Fig. 4. Cohesin-NIPBL^C dimers promote loop extrusion.

(A) Top panel, a representative image of Alexa647-labeled cohesin-NIPBL^C complexes bound to both the base and the tip of a DNA loop. Bottom panel, the number of Alexa647-cohesin foci on each DNA loop (n=51 DNA molecules). (B) A representative two-step photobleaching trace of cohesin at the loop base was plotted, with the corresponding DNA loop image and its kymograph shown above the trace. Dashed red line: photobleaching steps; gray: intermittent blinking indicating single fluors. (C) The intensity distribution of single photobleaching steps of Alexa647-cohesin at the DNA loop was fit to a Gaussian distribution (red line). (D) The distribution of the number of cohesin-NIPBL^C molecules at the DNA loop base (left panel) and at the loop tip (right panel). (E) Model for bidirectional loop extrusion by a cohesin-NIPBL^C dimer.

Collectively, our results supported a model in which a cohesin-NIPBL^C dimer extrudes DNA loops symmetrically in both directions (Fig. 4E). Bidirectional loop extrusion by a cohesin dimer also explains the observed and simulated Hi-C maps of chromosome loops (5, 19). We observed loop extrusion by recombinant human cohesin-NIPBL^C at relatively low applied forces and low salt concentrations. We anticipate that cellular crowding, MAU2, the N-terminal region of NIPBL, and other cohesin interactors further stabilize cohesin on DNA and enhance its intrinsic loop extrusion activity in cells.

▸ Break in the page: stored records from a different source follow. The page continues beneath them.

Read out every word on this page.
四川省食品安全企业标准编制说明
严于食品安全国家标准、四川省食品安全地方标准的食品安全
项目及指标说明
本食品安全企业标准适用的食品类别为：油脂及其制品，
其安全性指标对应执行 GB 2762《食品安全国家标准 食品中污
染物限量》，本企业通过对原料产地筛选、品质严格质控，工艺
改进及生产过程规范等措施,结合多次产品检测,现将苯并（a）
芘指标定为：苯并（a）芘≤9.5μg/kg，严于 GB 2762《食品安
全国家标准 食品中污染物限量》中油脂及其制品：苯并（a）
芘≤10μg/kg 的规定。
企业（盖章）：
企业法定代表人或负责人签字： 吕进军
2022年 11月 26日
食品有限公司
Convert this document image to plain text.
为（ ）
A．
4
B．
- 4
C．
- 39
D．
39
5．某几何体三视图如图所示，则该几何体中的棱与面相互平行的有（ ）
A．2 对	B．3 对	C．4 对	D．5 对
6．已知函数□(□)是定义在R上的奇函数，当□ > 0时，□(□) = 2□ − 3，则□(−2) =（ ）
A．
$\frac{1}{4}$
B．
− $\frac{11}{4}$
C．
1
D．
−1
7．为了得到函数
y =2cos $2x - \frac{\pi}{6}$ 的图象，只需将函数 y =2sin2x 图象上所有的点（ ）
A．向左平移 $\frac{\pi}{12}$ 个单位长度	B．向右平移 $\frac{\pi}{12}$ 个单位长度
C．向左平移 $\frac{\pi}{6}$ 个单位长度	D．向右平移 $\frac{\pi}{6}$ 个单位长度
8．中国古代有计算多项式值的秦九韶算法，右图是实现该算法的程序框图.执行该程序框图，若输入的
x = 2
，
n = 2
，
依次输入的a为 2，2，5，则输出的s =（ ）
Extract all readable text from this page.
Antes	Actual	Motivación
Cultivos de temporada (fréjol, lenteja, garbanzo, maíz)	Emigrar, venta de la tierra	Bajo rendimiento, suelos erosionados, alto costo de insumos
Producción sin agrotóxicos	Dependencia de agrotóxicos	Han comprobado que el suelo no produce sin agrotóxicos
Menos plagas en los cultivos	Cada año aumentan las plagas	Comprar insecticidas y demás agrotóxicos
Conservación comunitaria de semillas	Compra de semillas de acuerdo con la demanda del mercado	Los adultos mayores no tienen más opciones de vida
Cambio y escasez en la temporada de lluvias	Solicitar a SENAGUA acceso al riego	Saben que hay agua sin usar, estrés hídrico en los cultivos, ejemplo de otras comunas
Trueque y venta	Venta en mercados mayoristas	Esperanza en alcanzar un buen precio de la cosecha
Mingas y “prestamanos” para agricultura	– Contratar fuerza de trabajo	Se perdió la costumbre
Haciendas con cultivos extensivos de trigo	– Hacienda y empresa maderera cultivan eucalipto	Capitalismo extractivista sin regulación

High-salt buffer dislodged loop-extruding cohesin from DNA. Cohesin-NIPBL^C bound to DNA at low salt exhibited diffusion kinetics much slower than those of topologically loaded cohesin. Finally, nucleosomes do not hinder cohesin-mediated DNA compaction. These findings suggested that cohesin mediates loop extrusion through non-topological or pseudo-topological interactions with DNA.